33:56You guys can double date.
33:58Let's go on a double date.
33:59There we go.
34:04I'm in love.
34:06And you said I could never do it.
34:07And look at her.
34:08What's your name?
34:11My name's keep like you just like a verb.
34:13Yeah.
34:13Oh, like mom.
34:14That's right, mom.
34:15We're in motion.
34:16Mama want to keep me around.
34:17You know what they say?
34:17Love is a verb.
34:18Yeah, because you always have to work on it.
34:20And my name's a verb.
34:21Yeah, that's.
34:22Oh, I love you.
34:25Zach, how do you feel like you chose?
34:27Because like, she's way out of your league.
34:29No, I think I think women in general.
34:32Obviously, I can speak for this because I come from a single mother.
34:35They go for personality more than looks.
34:37Yes.
34:37Whereas looks are going to fade.
34:39I mean, you're going to go downhill.
34:40I'd say at 40.
34:41Let's hope not.
34:42I mean, just rock bottom on looks.
34:44Just destroyed by the time I'm what, 41?

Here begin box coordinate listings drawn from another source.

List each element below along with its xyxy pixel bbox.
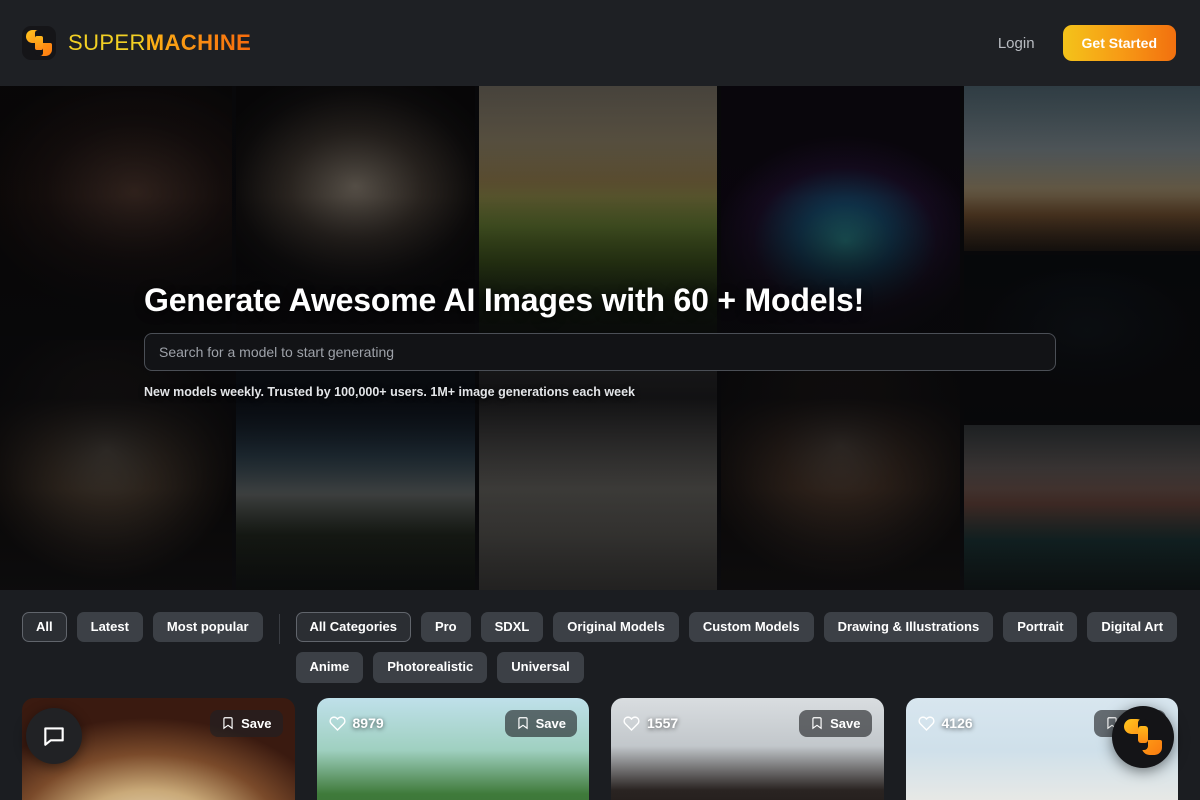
filter-pill-original-models[interactable]: Original Models <box>553 612 679 643</box>
heart-icon <box>917 715 935 731</box>
save-button[interactable]: Save <box>799 709 872 737</box>
filter-pill-anime[interactable]: Anime <box>295 652 364 683</box>
sort-filter-group: All Latest Most popular <box>22 612 279 643</box>
filter-pill-universal[interactable]: Universal <box>497 652 584 683</box>
filter-pill-sdxl[interactable]: SDXL <box>480 612 544 643</box>
filter-pill-pro[interactable]: Pro <box>420 612 471 643</box>
bookmark-icon <box>517 717 528 730</box>
brand-floating-button[interactable] <box>1112 706 1174 768</box>
brand-word-machine: MACHINE <box>145 30 252 55</box>
save-label: Save <box>535 715 566 731</box>
filter-pill-most-popular[interactable]: Most popular <box>152 612 263 643</box>
like-count: 4126 <box>941 715 973 731</box>
model-card[interactable]: 1557 Save <box>611 698 884 800</box>
filter-pill-portrait[interactable]: Portrait <box>1003 612 1078 643</box>
filter-pill-all-categories[interactable]: All Categories <box>295 612 411 643</box>
site-header: SUPERMACHINE Login Get Started <box>0 0 1200 86</box>
filter-pill-custom-models[interactable]: Custom Models <box>688 612 814 643</box>
save-label: Save <box>241 715 272 731</box>
like-count-group[interactable]: 8979 <box>328 715 384 732</box>
hero-section: Generate Awesome AI Images with 60 + Mod… <box>0 86 1200 590</box>
filter-pill-all[interactable]: All <box>22 612 67 643</box>
heart-icon <box>623 715 640 731</box>
login-link[interactable]: Login <box>998 35 1035 52</box>
card-overlay-bar: 8979 Save <box>317 708 590 738</box>
like-count-group[interactable]: 1557 <box>623 715 678 732</box>
page-title: Generate Awesome AI Images with 60 + Mod… <box>144 282 865 318</box>
chat-bubble-icon <box>44 727 64 746</box>
brand-word-super: SUPER <box>68 30 146 55</box>
chat-widget-button[interactable] <box>26 708 82 764</box>
card-overlay-bar: 1557 Save <box>611 708 884 738</box>
save-button[interactable]: Save <box>504 709 577 737</box>
filter-pill-latest[interactable]: Latest <box>76 612 143 643</box>
like-count-group[interactable]: 4126 <box>917 715 973 732</box>
hero-content: Generate Awesome AI Images with 60 + Mod… <box>144 282 1056 399</box>
like-count: 8979 <box>352 715 384 731</box>
hero-subtitle: New models weekly. Trusted by 100,000+ u… <box>144 384 635 399</box>
filter-pill-drawing-illustrations[interactable]: Drawing & Illustrations <box>823 612 994 643</box>
category-filter-group: All Categories Pro SDXL Original Models … <box>280 612 1178 683</box>
like-count: 1557 <box>647 715 679 731</box>
filter-pill-digital-art[interactable]: Digital Art <box>1087 612 1178 643</box>
bookmark-icon <box>812 717 822 730</box>
model-card-grid: 29 Save 8979 Save <box>0 698 1200 800</box>
heart-icon <box>328 715 346 731</box>
search-input[interactable] <box>144 332 1056 371</box>
brand-wordmark: SUPERMACHINE <box>68 32 251 54</box>
filter-pill-photorealistic[interactable]: Photorealistic <box>373 652 488 683</box>
supermachine-landing-page: SUPERMACHINE Login Get Started Generate … <box>0 0 1200 800</box>
supermachine-logo-icon <box>1123 717 1163 757</box>
supermachine-logo-icon <box>22 26 56 60</box>
brand-logo[interactable]: SUPERMACHINE <box>22 26 251 60</box>
get-started-button[interactable]: Get Started <box>1062 25 1176 61</box>
save-button[interactable]: Save <box>210 709 283 737</box>
header-actions: Login Get Started <box>998 25 1176 61</box>
filter-bar: All Latest Most popular All Categories P… <box>0 590 1200 690</box>
bookmark-icon <box>223 717 233 730</box>
save-label: Save <box>830 715 861 731</box>
model-card[interactable]: 8979 Save <box>316 698 590 800</box>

34:46Oh, I'm just going to look like I pushed you down a hill like old green dress.
34:49And you're just your face is like, huh?
34:51You might as well push me at that point, too.
34:53Exactly.
34:53And then so if we can have witty banter, I think then we could have a long, jovial life together.
34:58That's perfect.
34:59And if I look good by 40, if you don't push me down that hill, we're going to let Jared hit.
35:03Yeah, we're going to let him come in and do the shopping.
35:05And you're joining because you're coming for me.
35:07Well, I don't want to see Jared's penis.